This is our last post on Franke’s book, The Character of Theology. Here’s my overall assessment:
The book exposes themes that penetrate deeply into the fabric of doing theology and deserves to be read, especially by students who have teachers who disagree with Franke. Some kind of endorsement, I know, but Franke puts on the tables so many issues that simply have to be discussed, and are frequently simply ignored. Not fair to students.
A brief on chp 5

The purpose of theology is to participate in the work of the Spirit by assisting the community of Christ’s followers in its missional vocation to live as the people of God, namely, as a Christ-centered missional community, in the particular social-historical context in which it is situated. Within that Spirit-led task, theology will always pursuse unity and truth. [Those who get bent out of shape by the emerging leaders denying truth, need to read this last chapter and listen to what is being said more carefully.]
More details
Again, the above is a quote from p. 188 and sums up the chapter.
Franke locks horns with the issue of community and individualism, and does a good job of surveying how both terms are understood today. Communities have a shared frame of reference, a group focus in an ongoing conversation, and the group shapes a person’s identity.
A person’s identity is shaped by the community narrative that is constitutive. This reminds me of the conversion theorists who say conversion is whatever a community says it is. The community focus derives from the social God (here is indebted to Grenz). [Someone may know, but Franke avoids perichoresis — know why?]

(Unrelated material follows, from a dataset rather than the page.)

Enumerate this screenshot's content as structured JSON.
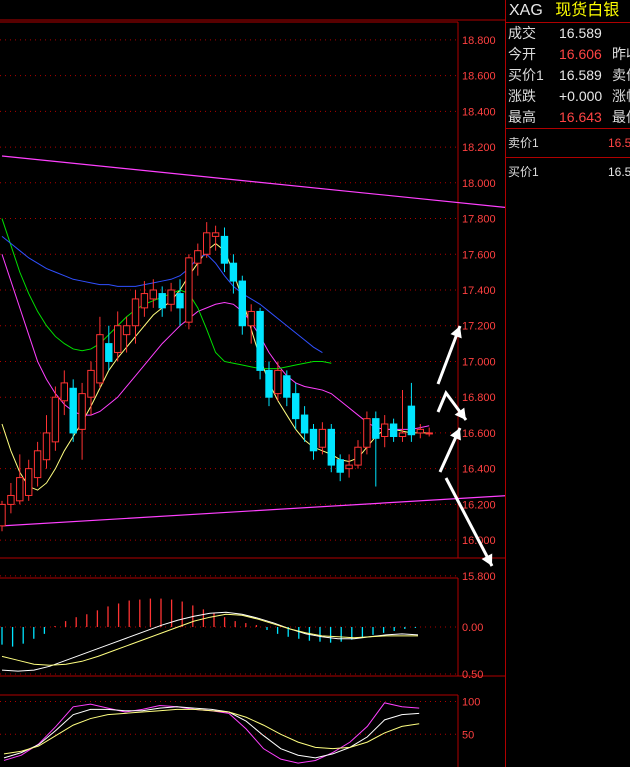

He emphasizes the missional focus of the community and therefore of theology since theology reflects on the community’s beliefs.
Franke ends the book on the themes of diversity (a real good section here) and on how beliefs are justified, and he simply avoids the typical approach to this and finds it in a postfoundational mode: an ongoing participatory process involving convictional communities rather than something to be accomplished objectively in a once-for-all fashion. Most will see what he is getting at here. The Spirit shapes justification of beliefs.
Overall, I really like this book and hope you all buy it.